Cenazeden sonra çıkan kargaşada Burak Can gitti BERKİN’in yanına. Polis memuru Ahmet Küçüktağ'da ardından. Çokça bahsedildi mitinglerde Burak Can isminden. Ama bir BERKİN çıkmadı yetkili ağızdan. Polisin de adının geçtiği de pek duyulmadı. Burak Can'ın babasının verdiği birleştirici mesajdan övgüyle bahsedildi. AKP'nin dışında kimse bu vatanı düşünmüyordu. Herkes olay çıkartmak için yaşıyordu sanki.

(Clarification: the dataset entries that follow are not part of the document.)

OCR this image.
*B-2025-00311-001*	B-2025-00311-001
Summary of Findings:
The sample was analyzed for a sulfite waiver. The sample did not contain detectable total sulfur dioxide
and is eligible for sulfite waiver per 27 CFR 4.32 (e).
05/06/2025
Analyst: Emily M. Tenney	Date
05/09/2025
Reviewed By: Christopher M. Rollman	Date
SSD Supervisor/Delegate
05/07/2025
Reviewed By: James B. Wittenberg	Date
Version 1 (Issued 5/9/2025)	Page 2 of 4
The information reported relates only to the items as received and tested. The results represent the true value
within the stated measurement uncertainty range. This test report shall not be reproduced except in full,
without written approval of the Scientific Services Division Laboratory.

Yer ağladı, gök ağladı BERKİN'e. Analar ağladı. Gençler ağladı. Elinde ekmekle torunu yaşındaki polise sarılıp BERKİN diyen yaşlılar ağladı. Öğretmeni gururla anlattı onu.
Çünkü o bir evlattı. Dahası anasının kuzusuydu. Kim vurduya gitmemeliydi. 269 gün aranmadı hadi dinimize göre arkasından konuşulmamalıydı. İftira atılmamalıydı.
Ama önemli olan seçim ve seçilmek... 30 Mart... Ülkede her şey seçime endeksli oldu. Neredeyse aşık olmayı bile seçime göre ayarlayacak duruma getirildik.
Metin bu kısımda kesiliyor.